Simetrías y asimetrías: geometría variable de la crisis

Al contrario que en 2008, en esta crisis el sector privado llega con un endeudamiento muy bajo

El abecedario se antoja insuficiente para dar explicación a la posible extensión y comportamiento de la crisis. Geometría variable o gramática variable. Los diferentes ejercicios llevados a cabo por los economistas para dar una lectura representativa del alcance y de la señal de salida de la crisis se convierten en meras predicciones valorativas, desvirtuadas a cada paso por la evolución de los acontecimientos.

De inicio, la crisis alcanzó a los países europeos en situaciones distintas en términos de capacidad fiscal y de endeudamiento. Mientras algunos países del norte y centro de Europa mostraban una amplia capacidad fiscal, otros acabaron el año 2019 con altos niveles de endeudamiento y déficit público, lo que sin duda limita y condiciona tanto nuestra capacidad de respuesta como la tipología de las medidas adoptadas.

Todo tiene su parte positiva

Pero no todo es negativo. Si la crisis anterior encontró a un sector público razonablemente saneado mientras que el sector privado, sector financiero incluido, estaba apalancado de un modo insostenible, en esta crisis los términos se invierten. Actualmente, es el sector privado el que ha disminuido fuertemente su endeudamiento, gozando de una situación financiera mucho más robusta, mientras que el sector público de algunos países, entre ellos España, parte de una situación comparativamente peor a la del año 2008. Cierto es que la persistencia de la crisis produce un inexorable deterioro de la situación económica y financiera de las empresas, pero, de origen, el endeudamiento privado era netamente inferior al de la crisis anterior.

Según datos publicados por el Banco de España, desde 2010 se ha producido una caída en la ratio de endeudamiento del sector privado no financiero equiparable a un treinta por ciento de nuestro PIB. Esto significa un enorme esfuerzo de desapalancamiento que da a nuestras empresas una mayor fortaleza.

Por su parte, el sector público está haciendo un esfuerzo para minimizar las consecuencias económicas y sociales de la crisis y esto conlleva un fuerte incremento del gasto público. Cierto es también que no se ha llevado a cabo ningún ejercicio de racionalización del gasto público, y que el margen fiscal español en la curva de entrada de la crisis era comparativamente más bajo que el de las principales economías europeas.

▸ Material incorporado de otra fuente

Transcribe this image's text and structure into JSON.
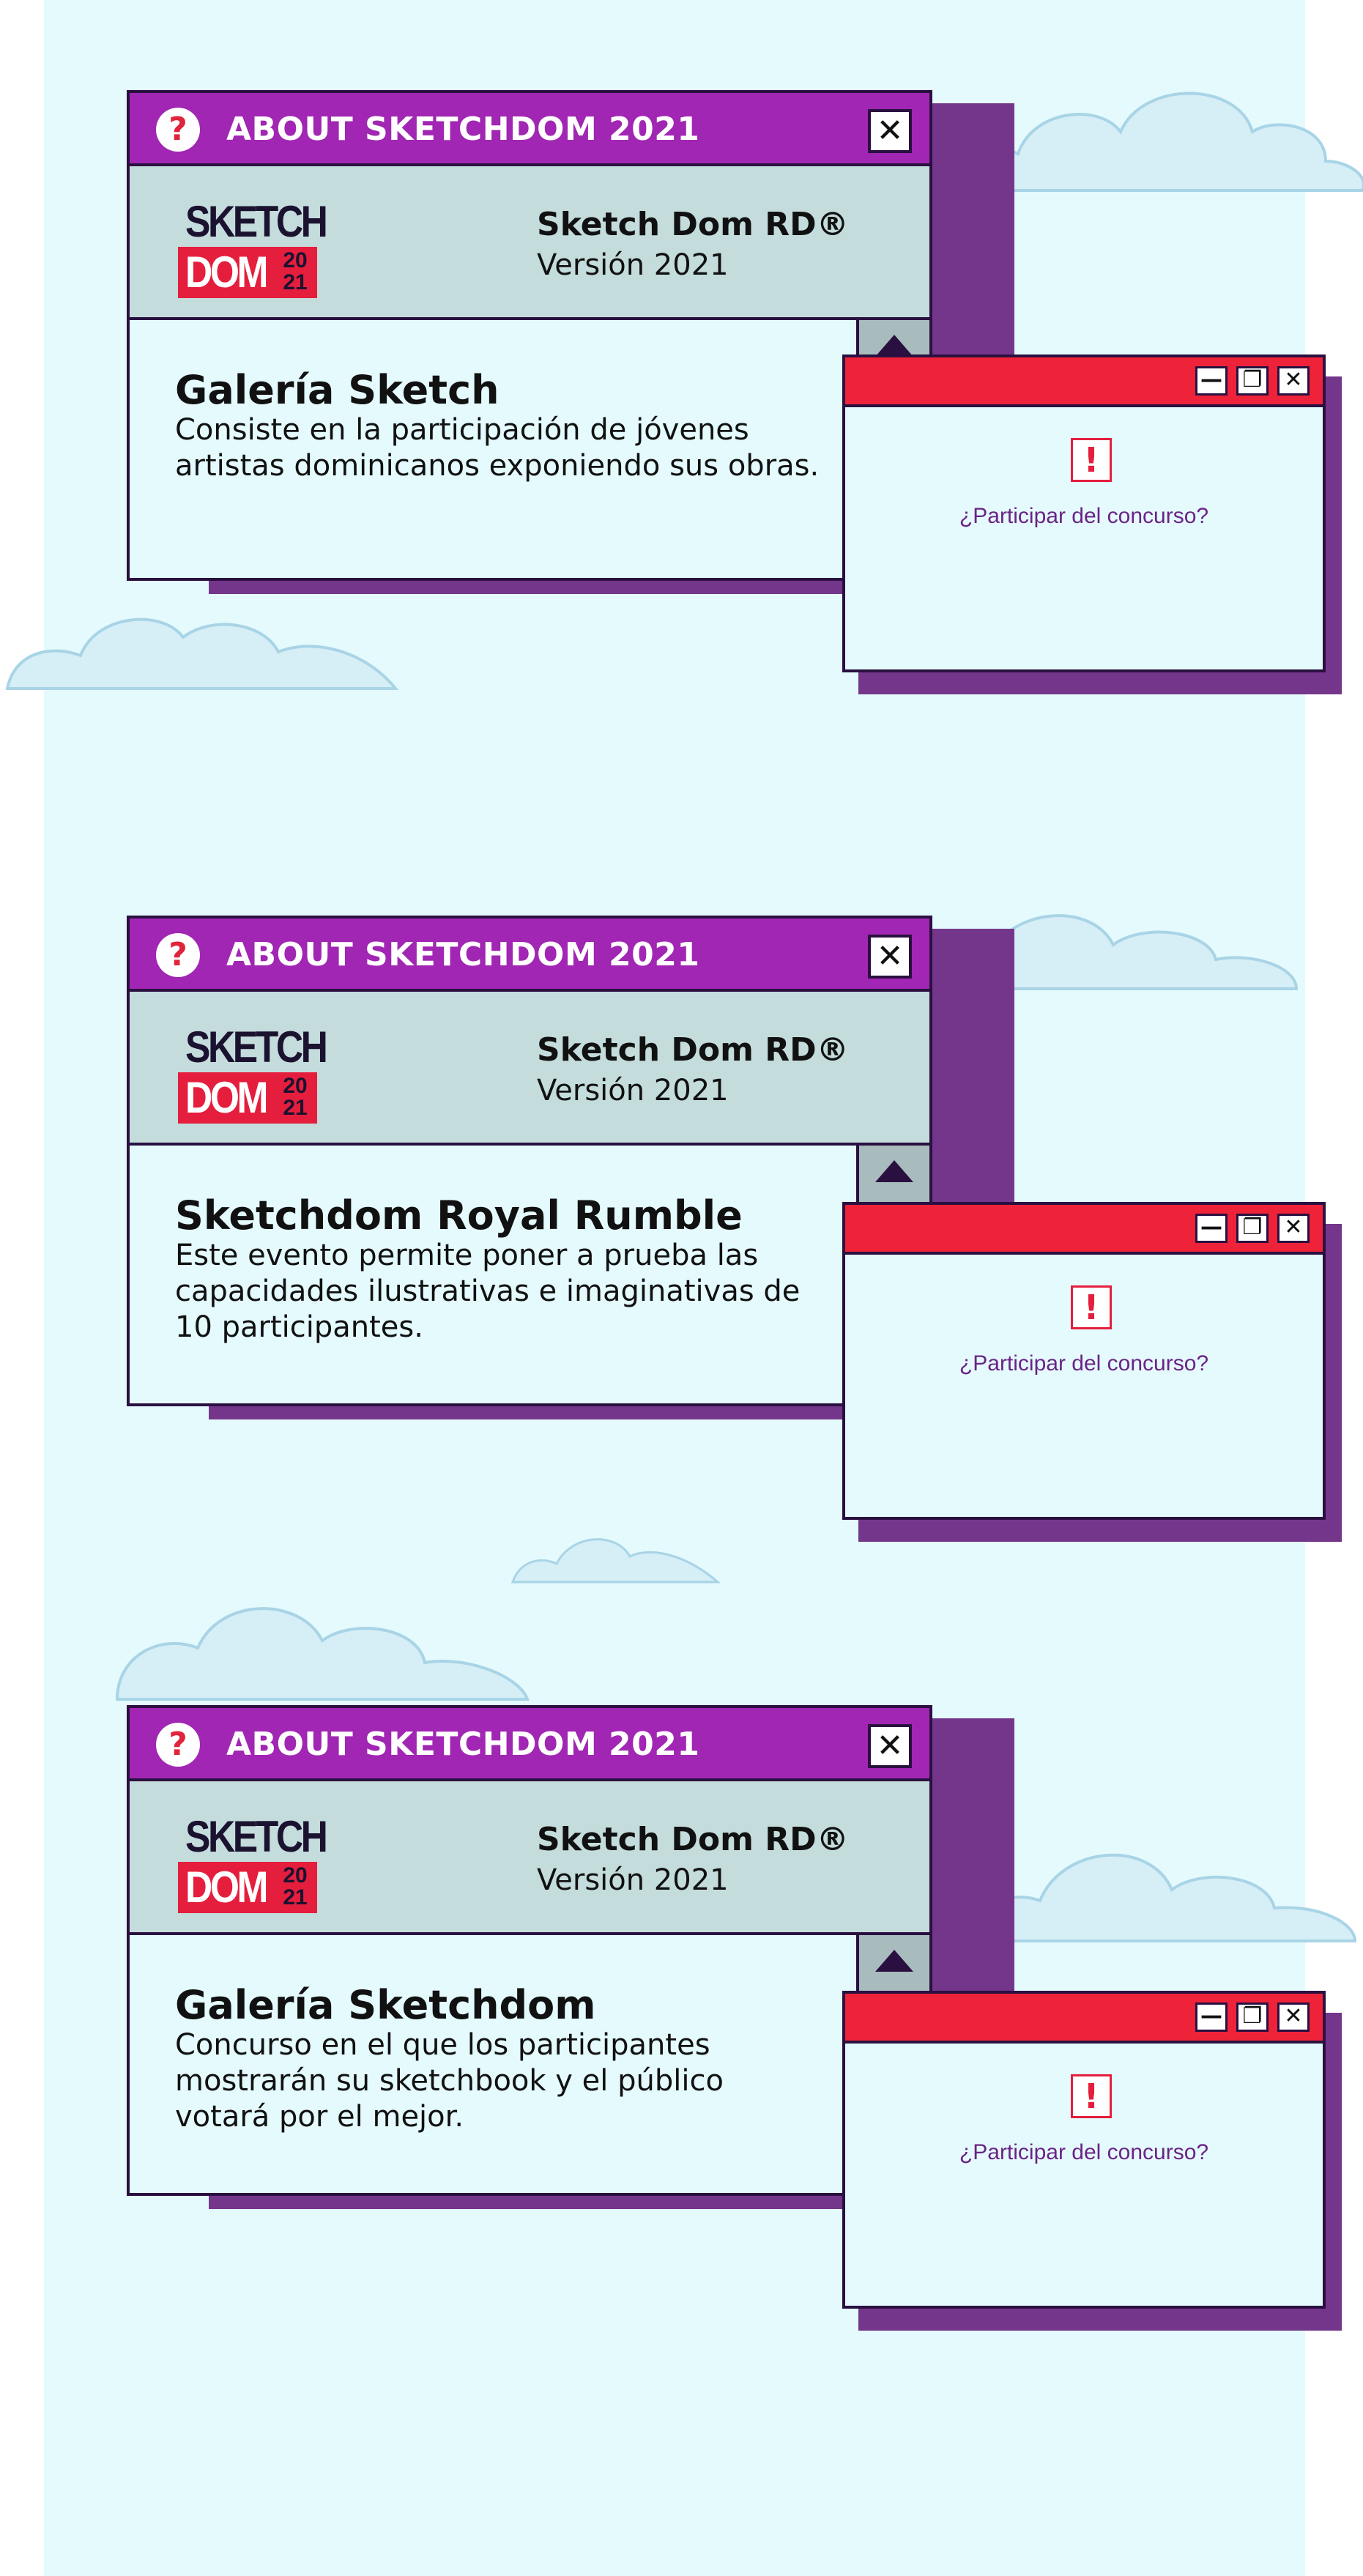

No obstante, cuando superemos esta crisis, deberemos retomar la senda de la consolidación fiscal, como adecuadamente recordaban hace dos semanas tanto el Gobernador del Banco de España y la Presidenta de la AIREF. Y es que, a diferencia de otros Estados que, por los menores efectos de la crisis sanitaria o su mayor fortaleza fiscal anterior, podrán superar sus efectos económicos y sociales ya en el 2020, otros países, como Italia o España, estaremos afectados durante un tiempo superior, y desde luego en el 2021.

Lecciones aprendidas

Afortunadamente para nosotros, la crisis anterior fue dolorosa, pero no inútil y hubo muchas cosas que se aprendieron y mejoraron. Una de esas cosas, particularmente en Europa, es que el tiempo en una crisis raramente juega a favor, con lo que una respuesta rápida y contundente resulta imprescindible para atenuar sus efectos sobre la actividad económica y el empleo.

Para comenzar, el Banco Central Europeo ha estado, una vez más, a la altura de las circunstancias, acudiendo en defensa del euro y de las economías de la Eurozona honrando la promesa del “whatever it takes”. Su programa de compra de activos, aumentado en 750.000 millones de euros, se ha revelado como un escudo eficaz frente a cualquier riesgo de fragmentación financiera en la Eurozona, y su intervención se ha producido, en este caso, en cuanto comenzó la crisis y no como en la crisis anterior cuando se demoró cuatro largos años, desde el 2008 hasta el verano del año 2012.

Basta pensar en qué situación estarían hoy los países más afectados por la pandemia, con una clara previsión de fuerte crecimiento del déficit y del endeudamiento público, de no contar con el Banco Central Europeo. Mejor quizá no pensarlo. Ni siquiera los antiguos euroescépticos hoy convertidos a la adoración del maná comunitario. Cosas del poder.